Recommendation 7: Clinicians should provide multi-component behavioral weight management treatment programs specific to the needs of youth with Down syndrome and with overweight or obesity.
  • The US Preventive Services Task Force Recommendation Statement on Screening for Obesity in Children and Adolescents recommends ≥ 26 contact hours over 12 months to improve weight status in typically developing children and adolescents. However, intervention programs with fewer contact hours may still be effective for weight management in youth with DS

  • Weight management can be provided to youth with DS using either face-to-face delivery or tele-health. However, tele-health may help to increase the reach of many treatment programs as well as overcome barriers related to transportation and time.

  • Interventions should be family based; however, clinicians should assess family stressors and consider the family environment before making recommendations for family-based weight management treatments.

  • Common components of successful diet interventions in youth with Down syndrome are:

  • Providing specific recommendation for the number of servings from each food group

  • Encouraging foods with low energy density (e.g. fruits, vegetables, and lean meats) and limiting foods with high energy density (e.g. sweet and fried foods)

  • Allowing individuals to have their favorite foods in moderation

  • Use of simple pictorial displays

  • Use of portion-controlled meals

  • Physical activity promotion efforts need to go beyond just recommending increased physical activity and should include structure exercise and increased parent involvement.

  • Multidisciplinary teams which may include the primary care clinician/pediatrician, speech language pathologist, occupational therapist, physical therapist, therapeutic recreation specialist, and dietitian, are critical for long-term-care and effective weight management

  • Families of youth with Down syndrome should self-monitor diet and physical activity at least once a week for general health, and daily when actively working to lose weight. Self-monitoring can be done in whatever method works best for each family.

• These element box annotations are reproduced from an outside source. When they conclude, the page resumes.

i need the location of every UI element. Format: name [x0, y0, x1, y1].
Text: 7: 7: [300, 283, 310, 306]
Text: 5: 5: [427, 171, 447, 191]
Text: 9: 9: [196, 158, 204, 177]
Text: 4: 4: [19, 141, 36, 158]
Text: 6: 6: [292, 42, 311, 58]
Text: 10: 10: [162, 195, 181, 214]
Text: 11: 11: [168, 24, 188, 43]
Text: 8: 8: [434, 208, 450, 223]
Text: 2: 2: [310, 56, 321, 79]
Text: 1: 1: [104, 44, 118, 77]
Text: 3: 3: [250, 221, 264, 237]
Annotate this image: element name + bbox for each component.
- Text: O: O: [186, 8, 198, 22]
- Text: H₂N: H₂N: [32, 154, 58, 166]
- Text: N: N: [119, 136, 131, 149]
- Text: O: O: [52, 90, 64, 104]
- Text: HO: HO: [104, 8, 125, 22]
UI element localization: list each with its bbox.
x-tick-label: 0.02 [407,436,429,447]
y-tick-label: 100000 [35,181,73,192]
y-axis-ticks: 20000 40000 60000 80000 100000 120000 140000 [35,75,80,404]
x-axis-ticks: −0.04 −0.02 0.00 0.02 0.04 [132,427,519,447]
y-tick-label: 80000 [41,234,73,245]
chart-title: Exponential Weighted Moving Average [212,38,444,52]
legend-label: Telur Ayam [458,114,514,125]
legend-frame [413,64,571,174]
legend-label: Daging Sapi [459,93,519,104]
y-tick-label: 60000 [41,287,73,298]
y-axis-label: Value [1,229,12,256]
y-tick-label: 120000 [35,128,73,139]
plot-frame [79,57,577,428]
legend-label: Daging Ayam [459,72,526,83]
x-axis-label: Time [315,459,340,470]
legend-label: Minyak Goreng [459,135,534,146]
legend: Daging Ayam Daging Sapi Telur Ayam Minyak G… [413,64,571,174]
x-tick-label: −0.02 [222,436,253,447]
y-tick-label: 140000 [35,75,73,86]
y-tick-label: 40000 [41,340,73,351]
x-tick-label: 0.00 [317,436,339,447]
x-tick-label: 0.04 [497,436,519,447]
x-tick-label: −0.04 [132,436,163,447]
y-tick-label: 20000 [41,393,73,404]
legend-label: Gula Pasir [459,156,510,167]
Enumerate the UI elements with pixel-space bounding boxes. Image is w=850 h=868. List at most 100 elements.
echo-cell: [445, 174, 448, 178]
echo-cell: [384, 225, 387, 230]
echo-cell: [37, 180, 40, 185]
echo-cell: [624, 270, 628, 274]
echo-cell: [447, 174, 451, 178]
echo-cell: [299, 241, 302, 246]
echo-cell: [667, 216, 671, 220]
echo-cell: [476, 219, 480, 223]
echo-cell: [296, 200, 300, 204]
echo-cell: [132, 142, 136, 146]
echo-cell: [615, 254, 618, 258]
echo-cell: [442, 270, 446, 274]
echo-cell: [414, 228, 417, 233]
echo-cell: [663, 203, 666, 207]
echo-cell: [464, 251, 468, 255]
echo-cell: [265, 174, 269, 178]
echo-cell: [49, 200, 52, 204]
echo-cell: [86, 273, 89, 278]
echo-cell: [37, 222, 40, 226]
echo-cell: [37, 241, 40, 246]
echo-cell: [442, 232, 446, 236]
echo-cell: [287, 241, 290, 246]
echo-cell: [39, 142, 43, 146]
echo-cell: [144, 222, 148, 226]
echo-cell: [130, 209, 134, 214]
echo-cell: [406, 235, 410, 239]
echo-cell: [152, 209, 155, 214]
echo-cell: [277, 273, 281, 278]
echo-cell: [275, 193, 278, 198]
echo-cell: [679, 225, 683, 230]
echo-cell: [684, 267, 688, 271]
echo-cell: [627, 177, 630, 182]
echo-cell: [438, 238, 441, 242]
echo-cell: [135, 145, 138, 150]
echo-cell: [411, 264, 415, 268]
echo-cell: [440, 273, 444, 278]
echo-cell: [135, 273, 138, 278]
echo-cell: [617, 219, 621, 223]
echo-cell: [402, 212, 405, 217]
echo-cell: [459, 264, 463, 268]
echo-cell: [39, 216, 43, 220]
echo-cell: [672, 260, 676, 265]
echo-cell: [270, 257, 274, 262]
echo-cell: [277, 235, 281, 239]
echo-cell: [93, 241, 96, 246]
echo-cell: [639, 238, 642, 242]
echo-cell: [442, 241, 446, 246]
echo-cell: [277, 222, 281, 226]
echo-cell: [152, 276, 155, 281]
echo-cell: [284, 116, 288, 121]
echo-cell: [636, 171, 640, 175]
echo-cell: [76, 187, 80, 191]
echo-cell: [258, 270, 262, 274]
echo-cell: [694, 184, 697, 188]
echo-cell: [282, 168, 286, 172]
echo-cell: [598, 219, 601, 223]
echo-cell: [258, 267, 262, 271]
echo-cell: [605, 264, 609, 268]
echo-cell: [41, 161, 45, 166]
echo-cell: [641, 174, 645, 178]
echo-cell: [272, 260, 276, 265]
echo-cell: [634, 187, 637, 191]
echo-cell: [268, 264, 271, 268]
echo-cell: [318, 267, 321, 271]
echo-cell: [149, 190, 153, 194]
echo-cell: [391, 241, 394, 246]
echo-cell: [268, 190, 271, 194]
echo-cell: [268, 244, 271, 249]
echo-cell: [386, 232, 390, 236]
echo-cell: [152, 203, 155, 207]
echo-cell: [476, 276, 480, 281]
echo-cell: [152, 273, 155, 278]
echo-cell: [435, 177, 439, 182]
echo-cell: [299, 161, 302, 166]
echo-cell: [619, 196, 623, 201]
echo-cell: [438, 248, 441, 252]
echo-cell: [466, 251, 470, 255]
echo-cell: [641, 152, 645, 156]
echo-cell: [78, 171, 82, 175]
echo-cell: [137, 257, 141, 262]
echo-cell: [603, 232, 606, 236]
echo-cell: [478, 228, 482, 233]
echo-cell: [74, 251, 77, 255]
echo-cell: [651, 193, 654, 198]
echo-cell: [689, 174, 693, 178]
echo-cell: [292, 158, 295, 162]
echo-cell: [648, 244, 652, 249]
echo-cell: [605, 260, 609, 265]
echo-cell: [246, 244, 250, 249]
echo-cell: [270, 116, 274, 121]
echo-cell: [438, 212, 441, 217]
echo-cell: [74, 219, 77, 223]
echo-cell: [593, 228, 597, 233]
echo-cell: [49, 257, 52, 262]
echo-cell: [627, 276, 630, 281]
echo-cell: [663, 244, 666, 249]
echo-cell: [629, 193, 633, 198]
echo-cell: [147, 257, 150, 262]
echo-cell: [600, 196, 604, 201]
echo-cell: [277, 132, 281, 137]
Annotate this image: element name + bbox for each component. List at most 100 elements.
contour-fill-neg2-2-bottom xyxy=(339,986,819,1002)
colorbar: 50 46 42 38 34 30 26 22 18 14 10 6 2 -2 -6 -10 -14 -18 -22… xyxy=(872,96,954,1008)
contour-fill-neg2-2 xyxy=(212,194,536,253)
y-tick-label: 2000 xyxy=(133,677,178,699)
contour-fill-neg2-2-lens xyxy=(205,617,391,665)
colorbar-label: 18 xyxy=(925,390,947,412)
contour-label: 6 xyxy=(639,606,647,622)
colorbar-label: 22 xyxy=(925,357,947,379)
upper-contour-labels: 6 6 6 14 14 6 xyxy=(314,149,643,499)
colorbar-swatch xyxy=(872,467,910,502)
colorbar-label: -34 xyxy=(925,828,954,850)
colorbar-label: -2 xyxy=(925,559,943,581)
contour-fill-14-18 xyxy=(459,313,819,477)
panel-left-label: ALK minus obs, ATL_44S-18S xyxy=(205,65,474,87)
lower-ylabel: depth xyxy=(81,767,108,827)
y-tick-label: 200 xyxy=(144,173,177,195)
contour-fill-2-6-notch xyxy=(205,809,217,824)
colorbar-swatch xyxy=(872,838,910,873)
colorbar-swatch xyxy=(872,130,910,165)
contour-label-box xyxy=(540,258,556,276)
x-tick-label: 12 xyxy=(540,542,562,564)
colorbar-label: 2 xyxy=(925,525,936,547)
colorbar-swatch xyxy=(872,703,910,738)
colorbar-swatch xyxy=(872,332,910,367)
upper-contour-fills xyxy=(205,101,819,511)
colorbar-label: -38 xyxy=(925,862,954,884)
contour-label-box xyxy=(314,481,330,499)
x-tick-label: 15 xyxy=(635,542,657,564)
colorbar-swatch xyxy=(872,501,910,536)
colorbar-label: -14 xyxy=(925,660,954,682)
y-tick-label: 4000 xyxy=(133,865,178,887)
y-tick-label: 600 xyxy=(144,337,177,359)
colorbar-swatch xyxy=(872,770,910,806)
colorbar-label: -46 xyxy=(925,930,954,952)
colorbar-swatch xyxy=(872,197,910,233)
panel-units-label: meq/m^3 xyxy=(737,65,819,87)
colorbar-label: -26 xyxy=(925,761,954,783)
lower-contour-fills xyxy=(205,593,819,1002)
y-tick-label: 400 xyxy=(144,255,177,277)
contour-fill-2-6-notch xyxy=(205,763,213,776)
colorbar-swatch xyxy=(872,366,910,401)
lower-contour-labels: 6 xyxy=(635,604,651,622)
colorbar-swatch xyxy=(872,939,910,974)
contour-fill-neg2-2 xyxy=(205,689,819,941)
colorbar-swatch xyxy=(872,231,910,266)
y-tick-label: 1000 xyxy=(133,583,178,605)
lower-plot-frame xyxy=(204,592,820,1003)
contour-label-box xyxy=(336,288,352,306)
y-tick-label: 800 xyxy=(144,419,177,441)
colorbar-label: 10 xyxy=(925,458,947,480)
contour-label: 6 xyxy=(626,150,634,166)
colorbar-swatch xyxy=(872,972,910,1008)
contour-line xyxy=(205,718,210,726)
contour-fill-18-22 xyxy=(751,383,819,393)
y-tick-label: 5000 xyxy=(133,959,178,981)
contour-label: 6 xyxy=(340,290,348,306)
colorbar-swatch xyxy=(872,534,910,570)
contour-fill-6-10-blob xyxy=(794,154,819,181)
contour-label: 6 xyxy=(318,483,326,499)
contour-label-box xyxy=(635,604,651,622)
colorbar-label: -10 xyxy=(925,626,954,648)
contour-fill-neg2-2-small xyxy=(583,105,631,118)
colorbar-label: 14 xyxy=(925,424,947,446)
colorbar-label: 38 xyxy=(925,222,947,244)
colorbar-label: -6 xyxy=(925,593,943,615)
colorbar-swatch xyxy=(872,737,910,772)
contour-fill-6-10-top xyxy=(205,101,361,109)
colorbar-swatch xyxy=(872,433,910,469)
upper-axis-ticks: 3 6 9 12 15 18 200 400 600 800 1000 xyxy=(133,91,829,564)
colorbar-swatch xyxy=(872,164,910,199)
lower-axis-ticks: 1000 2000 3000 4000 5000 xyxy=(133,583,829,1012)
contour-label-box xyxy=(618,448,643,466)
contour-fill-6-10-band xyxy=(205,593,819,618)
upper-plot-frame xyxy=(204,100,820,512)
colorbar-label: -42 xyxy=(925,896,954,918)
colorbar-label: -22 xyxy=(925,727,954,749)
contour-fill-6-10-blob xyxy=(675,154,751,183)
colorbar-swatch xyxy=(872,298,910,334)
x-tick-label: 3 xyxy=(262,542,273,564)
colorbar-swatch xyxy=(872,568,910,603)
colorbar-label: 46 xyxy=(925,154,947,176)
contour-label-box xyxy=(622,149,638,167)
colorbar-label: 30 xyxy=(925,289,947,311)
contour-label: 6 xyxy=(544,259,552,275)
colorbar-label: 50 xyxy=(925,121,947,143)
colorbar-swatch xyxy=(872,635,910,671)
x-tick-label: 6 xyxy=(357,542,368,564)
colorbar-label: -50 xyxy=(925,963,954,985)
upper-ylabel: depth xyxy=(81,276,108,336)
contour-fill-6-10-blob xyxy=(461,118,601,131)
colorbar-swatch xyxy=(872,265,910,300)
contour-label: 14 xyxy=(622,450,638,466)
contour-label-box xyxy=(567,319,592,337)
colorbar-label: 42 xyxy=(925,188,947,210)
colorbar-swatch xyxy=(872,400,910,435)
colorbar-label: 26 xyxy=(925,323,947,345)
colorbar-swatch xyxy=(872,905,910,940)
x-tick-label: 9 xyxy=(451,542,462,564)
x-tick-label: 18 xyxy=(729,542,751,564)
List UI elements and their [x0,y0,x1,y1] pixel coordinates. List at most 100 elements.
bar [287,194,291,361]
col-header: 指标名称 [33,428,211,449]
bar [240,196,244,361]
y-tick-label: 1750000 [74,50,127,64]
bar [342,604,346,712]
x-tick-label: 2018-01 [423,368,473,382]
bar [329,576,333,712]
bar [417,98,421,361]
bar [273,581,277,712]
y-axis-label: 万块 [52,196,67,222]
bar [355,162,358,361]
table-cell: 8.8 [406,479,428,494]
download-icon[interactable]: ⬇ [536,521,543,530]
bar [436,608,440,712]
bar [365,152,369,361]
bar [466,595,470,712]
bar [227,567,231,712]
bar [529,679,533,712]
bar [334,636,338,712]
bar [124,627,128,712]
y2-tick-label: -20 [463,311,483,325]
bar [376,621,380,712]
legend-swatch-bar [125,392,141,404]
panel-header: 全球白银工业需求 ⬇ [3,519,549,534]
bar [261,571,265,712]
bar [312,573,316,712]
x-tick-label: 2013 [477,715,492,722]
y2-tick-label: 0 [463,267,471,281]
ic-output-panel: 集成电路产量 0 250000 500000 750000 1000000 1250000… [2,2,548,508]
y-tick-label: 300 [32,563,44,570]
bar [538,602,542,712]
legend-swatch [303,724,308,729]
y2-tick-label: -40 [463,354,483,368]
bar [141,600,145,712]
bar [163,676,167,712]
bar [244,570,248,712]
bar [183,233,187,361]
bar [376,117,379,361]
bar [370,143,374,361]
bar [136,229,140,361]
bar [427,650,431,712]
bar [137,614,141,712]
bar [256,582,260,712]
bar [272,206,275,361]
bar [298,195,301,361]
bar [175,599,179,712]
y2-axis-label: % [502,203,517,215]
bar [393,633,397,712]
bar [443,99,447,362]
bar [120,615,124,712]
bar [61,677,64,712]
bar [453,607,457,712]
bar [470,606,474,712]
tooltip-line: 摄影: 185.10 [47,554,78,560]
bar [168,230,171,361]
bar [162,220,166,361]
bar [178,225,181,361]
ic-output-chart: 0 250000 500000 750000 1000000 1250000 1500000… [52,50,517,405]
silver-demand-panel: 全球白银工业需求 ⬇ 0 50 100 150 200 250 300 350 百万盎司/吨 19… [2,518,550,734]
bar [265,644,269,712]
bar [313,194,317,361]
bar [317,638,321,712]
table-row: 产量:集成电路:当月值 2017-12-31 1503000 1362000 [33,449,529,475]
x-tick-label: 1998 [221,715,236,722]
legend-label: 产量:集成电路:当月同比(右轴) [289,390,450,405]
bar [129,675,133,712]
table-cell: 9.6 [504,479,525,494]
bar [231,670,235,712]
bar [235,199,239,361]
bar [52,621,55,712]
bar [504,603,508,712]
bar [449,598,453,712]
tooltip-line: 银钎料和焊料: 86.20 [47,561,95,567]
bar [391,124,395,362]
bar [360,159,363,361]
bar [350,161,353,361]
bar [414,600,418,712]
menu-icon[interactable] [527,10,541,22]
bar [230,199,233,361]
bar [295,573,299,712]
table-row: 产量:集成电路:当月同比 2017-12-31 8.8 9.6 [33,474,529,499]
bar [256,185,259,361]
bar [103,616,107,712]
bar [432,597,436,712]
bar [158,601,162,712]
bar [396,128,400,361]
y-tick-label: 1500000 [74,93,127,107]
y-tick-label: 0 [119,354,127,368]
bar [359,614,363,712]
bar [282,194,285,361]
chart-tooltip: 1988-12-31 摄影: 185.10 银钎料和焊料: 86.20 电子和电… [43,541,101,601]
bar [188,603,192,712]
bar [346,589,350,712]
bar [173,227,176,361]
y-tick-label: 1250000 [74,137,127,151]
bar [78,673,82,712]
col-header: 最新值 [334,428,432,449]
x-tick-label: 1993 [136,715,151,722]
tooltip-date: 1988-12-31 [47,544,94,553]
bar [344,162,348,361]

Recommendation 8: Families should work to promote healthy eating and increased physical activity at home and school.
  • The recommendations for healthy eating and increased physical activity in youth with DS are similar to those for youth without DS.

  • Parents and caregivers should:

  • Act as role models in eating healthy foods.

  • Avoid using food as a reward.

  • Involve children in planning meals, food shopping, and cooking (if able).

  • Introduce 1–2 new foods every week and include at least one safe food the child likes in every meal.

  • Avoid pressuring child to try the new foods.

  • Limit energy dense foods such as sweets and chips to 1–2 times a week.

  • Offer a fruit or vegetable with every meal, including snacks.

  • Offer water instead of sugar-sweetened beverages (Soda, juice, chocolate milk)

  • Use positive language when talking about food or body weight.

  • Build exercise into the weekly routine

  • Consider remote physical activity programs designed for people with Down syndrome.

  • Consider ways to be active as a family: dance, take walks or hike, play outside.

  • Involve the child in physical chores such as raking leaves or sweeping.

  • Get involved in Special Olympics, team, community-based, or school sports.

  • Be sure to include physical education and physical activity goals in the child's IEP.